Delayed async jobs
Incident Report for Wistia
Postmortem

On Friday, 9/28/18, the Wistia application experienced significant delays and outages with certain specific services over a period of roughly five hours, between approximately 1pm - 5:30pm EDT. The Wistia API and Soapbox were also severely degraded for a smaller portion of this time, roughly two hours. The cause of this issue was linked to a customer account uploading an excessive number of video files via API over a multiple day period, starting approximately two days before the outage. As these uploads continued, the associated video processing tasks in the Wistia application began to skyrocket, delaying other application activity such as in-app uploads or accessing stats. Soapbox editing was also affected.

Bulk importing of video files via the Upload API is a common and expected operation. However the scale and duration of this particular import reached an unprecedented level, partially due to an error in the client-side script which repeated the uploads ad infinitum until manually ended by the user.

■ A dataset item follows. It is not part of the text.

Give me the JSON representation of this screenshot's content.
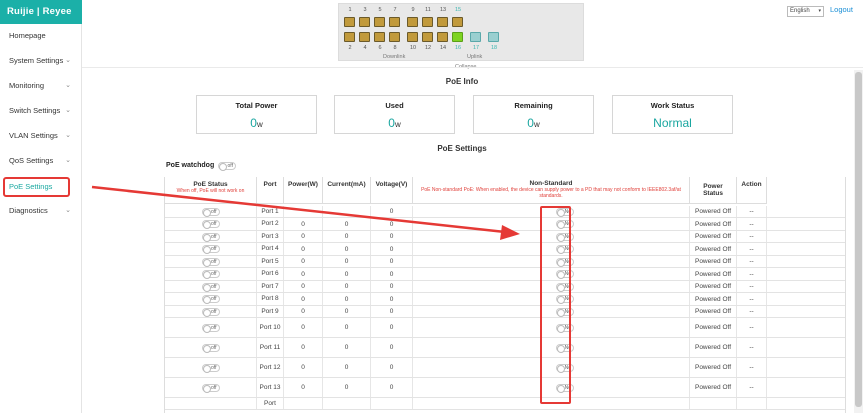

The backlog of tasks began to gradually degrade application performance starting late Thursday, 9/29, and customer emails to the support team regarding problems such as delayed stats or long processing queues helped to flag the issue. By the morning of Friday 9/28, the engineering team identified the massive backlog, and worked to mitigate the issue by increasing the app's capacity for handling this backlog. Unfortunately this increased workload had a reciprocal effect of causing the service degradation to become more apparent, resulting in significant application delays and temporary outages as noted on our status page.

By 5:30pm EDT, just over four hours after the outage began, the backlog of tasks had been emptied, and shortly thereafter app performance returned to normal.

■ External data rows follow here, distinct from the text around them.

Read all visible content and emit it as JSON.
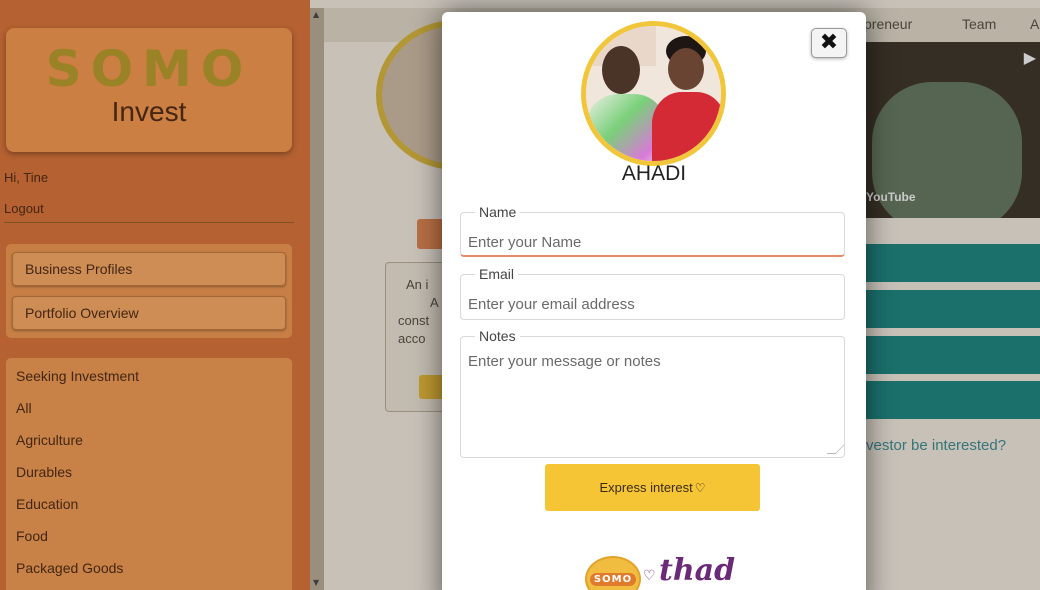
{
  "sidebar": {
    "logo_top": "SOMO",
    "logo_bottom": "Invest",
    "greeting": "Hi, Tine",
    "logout_label": "Logout",
    "nav": [
      {
        "label": "Business Profiles"
      },
      {
        "label": "Portfolio Overview"
      }
    ],
    "categories": [
      {
        "label": "Seeking Investment"
      },
      {
        "label": "All"
      },
      {
        "label": "Agriculture"
      },
      {
        "label": "Durables"
      },
      {
        "label": "Education"
      },
      {
        "label": "Food"
      },
      {
        "label": "Packaged Goods"
      }
    ]
  },
  "topbar": {
    "links": [
      {
        "label": "preneur"
      },
      {
        "label": "Team"
      },
      {
        "label": "A"
      }
    ]
  },
  "background_card": {
    "lines": [
      "An i",
      "A",
      "const",
      "acco"
    ]
  },
  "video": {
    "brand": "YouTube"
  },
  "investor_prompt": "vestor be interested?",
  "modal": {
    "company_name": "AHADI",
    "close_symbol": "✖",
    "fields": {
      "name": {
        "label": "Name",
        "placeholder": "Enter your Name"
      },
      "email": {
        "label": "Email",
        "placeholder": "Enter your email address"
      },
      "notes": {
        "label": "Notes",
        "placeholder": "Enter your message or notes"
      }
    },
    "submit_label": "Express interest",
    "submit_icon": "heart-outline-icon",
    "partner_logo_left": "SOMO",
    "partner_logo_right": "thad"
  },
  "colors": {
    "accent_yellow": "#f5c536",
    "sidebar_orange": "#c56a36",
    "teal": "#1e7a76",
    "partner_purple": "#6a2a78"
  }
}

In response to this event, our team is pursuing several angles for more early detection of similar problems. The primary plan to correct for this issue will be introducing multiple layers of internal alerts to catch high volume uploads, with the option of manually revoking API permissions should they exceed a reasonable threshold. This solution is already viable in certain situations, however it does rely on earlier identification of high upload volume. We'll also be streamlining the way background task processing is handled to reduce the impact of a similar situation occurring in the future.

Posted about 2 months ago. Oct 23, 2018 - 14:29 EDT

Resolved
This incident has been resolved.
Posted 2 months ago. Sep 28, 2018 - 17:53 EDT
Monitoring
The queue has been completely drained. We'll continue to keep monitoring the app.
Posted 3 months ago. Sep 28, 2018 - 17:34 EDT
Update
Due to heavy load induced by working through our backlog, Soapbox users may not be able to save edits to videos, and the Wistia API may be unresponsive during this period.
Posted 3 months ago. Sep 28, 2018 - 15:33 EDT
Update
We are continuing to work on a fix for this issue.
Posted 3 months ago. Sep 28, 2018 - 15:24 EDT
Identified
We have increased our async job capacity significantly to work through the backlog.
Posted 3 months ago. Sep 28, 2018 - 14:45 EDT
Investigating
Jobs that process in the background such as search indexing, updating embeds after they're saved in Customize, and sending emails from the app may be delayed longer than usual. We are currently investigating.
Posted 3 months ago. Sep 28, 2018 - 13:16 EDT
This incident affected: App, Embeds, Stats, and Soapbox.